India’s largest IT services firm, Tata Consultancy Services (TCS), has reported strong profits for Q1 FY26, yet the company remains undecided on salary hikes for employees. The announcement was made by Milind Lakkad, Executive VP and Chief Human Resources Officer, during the Q1 earnings press conference on July 10, 2025.
For the April–June quarter of FY26, TCS posted a 6% year-on-year rise in consolidated net profit at ₹12,760 crore, up from ₹12,040 crore in Q1 last year. Revenue also saw a modest 1.3% increase, reaching ₹63,437 crore. Despite this financial stability, Lakkad confirmed that no decision has been made yet regarding wage hikes.
Earlier this year, TCS had indicated that any salary revisions would depend on how the business shapes up amid global uncertainties. The company had previously delayed hikes due to a “challenging environment” at the end of FY25.
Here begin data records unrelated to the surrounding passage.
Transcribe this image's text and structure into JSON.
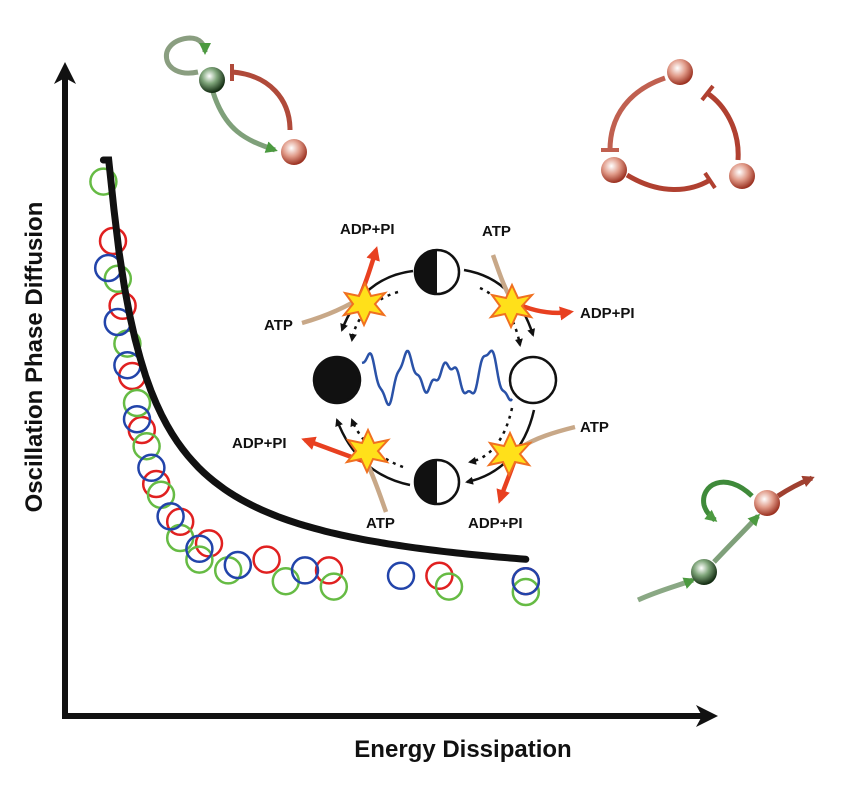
{
  "axes": {
    "x_label": "Energy Dissipation",
    "y_label": "Oscillation Phase Diffusion"
  },
  "cycle": {
    "labels": {
      "adp_top_left": "ADP+PI",
      "atp_top_right": "ATP",
      "atp_left": "ATP",
      "adp_right": "ADP+PI",
      "adp_left": "ADP+PI",
      "atp_lower_right": "ATP",
      "atp_bottom": "ATP",
      "adp_bottom": "ADP+PI"
    }
  },
  "colors": {
    "red": "#e02020",
    "green": "#66bb44",
    "blue": "#2244aa",
    "curve": "#111111",
    "trace": "#2a52a8",
    "star_fill": "#ffe01a",
    "star_stroke": "#f07020",
    "atp_arrow": "#c8a888",
    "adp_arrow": "#e84020"
  },
  "chart_data": {
    "type": "scatter",
    "series": [
      {
        "name": "",
        "color": "red",
        "points": [
          [
            0.1,
            0.85
          ],
          [
            0.12,
            0.73
          ],
          [
            0.14,
            0.6
          ],
          [
            0.16,
            0.5
          ],
          [
            0.19,
            0.4
          ],
          [
            0.24,
            0.33
          ],
          [
            0.3,
            0.29
          ],
          [
            0.42,
            0.26
          ],
          [
            0.55,
            0.24
          ],
          [
            0.78,
            0.23
          ],
          [
            0.96,
            0.22
          ]
        ]
      },
      {
        "name": "",
        "color": "green",
        "points": [
          [
            0.08,
            0.96
          ],
          [
            0.11,
            0.78
          ],
          [
            0.13,
            0.66
          ],
          [
            0.15,
            0.55
          ],
          [
            0.17,
            0.47
          ],
          [
            0.2,
            0.38
          ],
          [
            0.24,
            0.3
          ],
          [
            0.28,
            0.26
          ],
          [
            0.34,
            0.24
          ],
          [
            0.46,
            0.22
          ],
          [
            0.56,
            0.21
          ],
          [
            0.8,
            0.21
          ],
          [
            0.96,
            0.2
          ]
        ]
      },
      {
        "name": "",
        "color": "blue",
        "points": [
          [
            0.09,
            0.8
          ],
          [
            0.11,
            0.7
          ],
          [
            0.13,
            0.62
          ],
          [
            0.15,
            0.52
          ],
          [
            0.18,
            0.43
          ],
          [
            0.22,
            0.34
          ],
          [
            0.28,
            0.28
          ],
          [
            0.36,
            0.25
          ],
          [
            0.5,
            0.24
          ],
          [
            0.7,
            0.23
          ],
          [
            0.96,
            0.22
          ]
        ]
      }
    ],
    "fit_curve": true
  }
}
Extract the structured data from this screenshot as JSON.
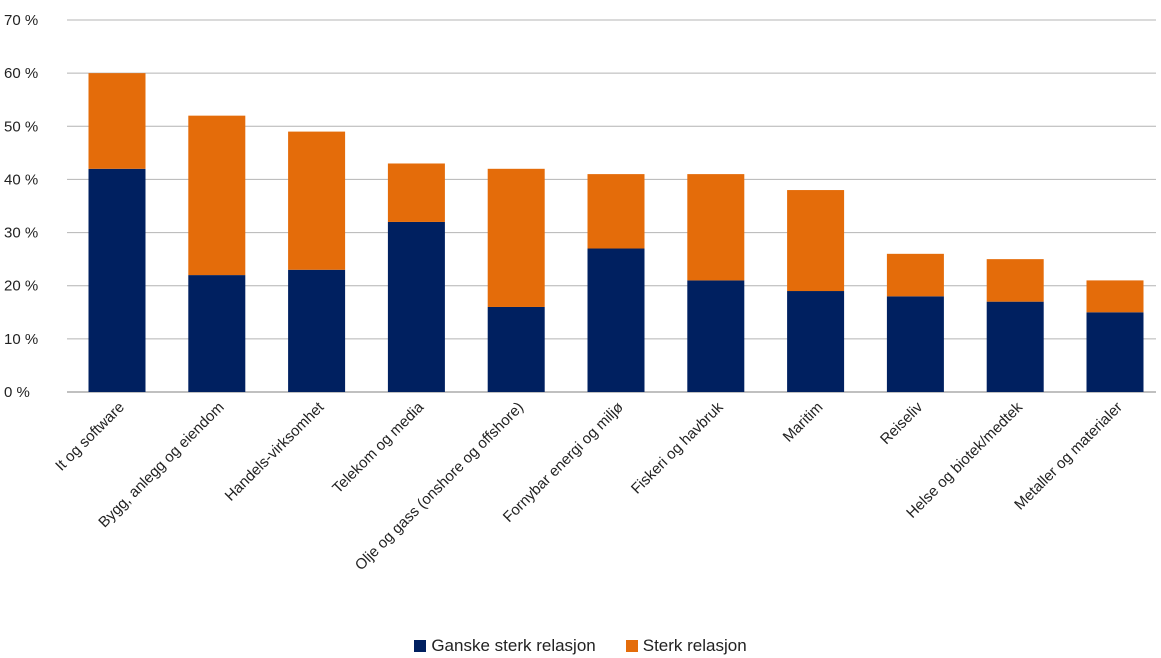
{
  "chart_data": {
    "type": "bar",
    "stacked": true,
    "categories": [
      "It og software",
      "Bygg, anlegg og eiendom",
      "Handels-virksomhet",
      "Telekom og media",
      "Olje og gass (onshore og offshore)",
      "Fornybar energi og miljø",
      "Fiskeri og havbruk",
      "Maritim",
      "Reiseliv",
      "Helse og biotek/medtek",
      "Metaller og materialer"
    ],
    "series": [
      {
        "name": "Ganske sterk relasjon",
        "color": "#002060",
        "values": [
          42,
          22,
          23,
          32,
          16,
          27,
          21,
          19,
          18,
          17,
          15
        ]
      },
      {
        "name": "Sterk relasjon",
        "color": "#E46C0A",
        "values": [
          18,
          30,
          26,
          11,
          26,
          14,
          20,
          19,
          8,
          8,
          6
        ]
      }
    ],
    "ylim": [
      0,
      70
    ],
    "yticks": [
      0,
      10,
      20,
      30,
      40,
      50,
      60,
      70
    ],
    "ytick_labels": [
      "0 %",
      "10 %",
      "20 %",
      "30 %",
      "40 %",
      "50 %",
      "60 %",
      "70 %"
    ],
    "grid": true,
    "legend_position": "bottom"
  }
}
While profits are up, employee retention remains a growing concern. TCS reported an attrition rate of 13.8% on a last twelve-month basis, the highest in two years. This marks an increase from the 13.3% attrition rate reported in Q4 FY25. Lakkad admitted that the current attrition rate is above the company’s comfort level of 13% and efforts are being made to bring it down.
Despite the attrition, TCS hired over 5,000 new employees during the quarter, taking its total workforce to 613,069, up from 607,979 last quarter.
TCS’s performance comes amid continued growth in the Indian IT sector. The industry has been expanding globally, with a strong focus on digital services and cloud technology. According to IBEF, the IT industry reached $227 billion in FY22 and is expected to hit $380 billion in GDP contribution by 2026. Meanwhile, 14 million new tech jobs are projected to be created by then.
Yet, for employees at TCS, the wait for a salary revision continues—despite rising profits, increased headcount, and a growing technology market.